Streven naar unieke, eenvoudig te bereiken elektronische toegangsportalen waar de verschillende elektronische diensten van de overheid overzichtelijk worden samengebracht (zie punt I.2.f Instrumenten, Digitale overheidstoepassingen).
Indien de overheid op die wijze tewerk gaat, zal de digitalisering van de overheid in eerste instantie leiden tot overheidsdiensten van hogere kwaliteit die een geringere inzet van middelen vergen (efficiëntiewinsten):
De hogere kwaliteit zal bestaan uit: Snellere en eenvoudigere procedures Minder fouten of rechtzettingen Digitale bereikbaarheid 7 dagen op 7 en 24u op 24 Een grotere fraudebestendigheid dan de papieren procedures (mits een degelijk omkaderend cybersecurity- en databeschermingsbeleid)
De geringere middeleninzet zal tot uiting komen in: Minder personeelsleden nodig voor administratieve taken (en dus meer ruimte voor kerntaken of voor natuurlijke afvloeiing) Minder kantoorruimte nodig voor archivering papieren dossiers of voor het fysiek ontvangen van burgers en bedrijven Een lager papierverbruik
Er moet wel rekening gehouden worden met bijkomende investerings- en elektriciteitskosten voor PC’s, laptops en serverparken. Door optimaal gebruik te maken van synergieën met andere overheidsdiensten kunnen deze echter worden gedrukt.

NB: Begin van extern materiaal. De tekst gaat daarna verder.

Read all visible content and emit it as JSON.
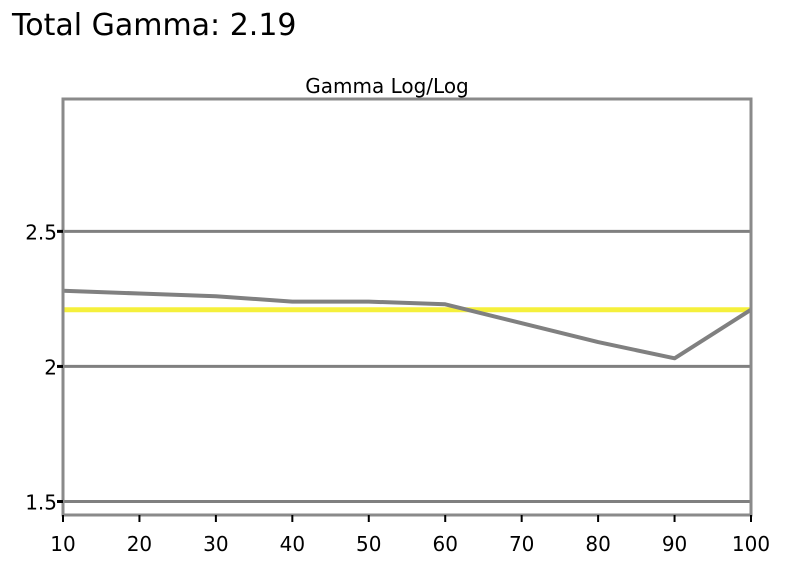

Ten tweede zal een performant e-gov-beleid ook belangrijke voordelen genereren voor burgers en bedrijven, met name:
Minder tijd nodig voor het invullen van formulieren of aangiftes door het vooraf invullen van gegevens die reeds bij de overheid bekend zijn en door het gebruik van slimme formulieren die wijzen op inconsistenties of ontbrekende data.
Minder tijd en kosten voor verplaatsingen van burgers en bedrijven richting administratie (en voor burgers dus ook minder vakantiedagen hiervoor te gebruiken)
Meer transparantie in het kunnen volgen van de stand van zaken van hangende dossiers (vb. vergunningsaanvragen, fiscale, justitiële of politionele zaken).
Voor bedrijven: lagere (externe of interne) administratiekosten en de mogelijkheid om die middelen of arbeidskrachten in te zetten voor meer operationele doelstellingen.
Ten derde heeft een daadkrachtig e-gov-beleid natuurlijk ook een belangrijk voorbeeld- en katalysatoreffect voor digitalisering in andere sectoren (denk bvb. aan elektronische facturatie, elektronisch kadaster of elektronische ticketing). Hieronder zullen we voor elke van de 4 concrete actiedomeinen een aantal prioritaire verbeteringspistes naar voor schuiven.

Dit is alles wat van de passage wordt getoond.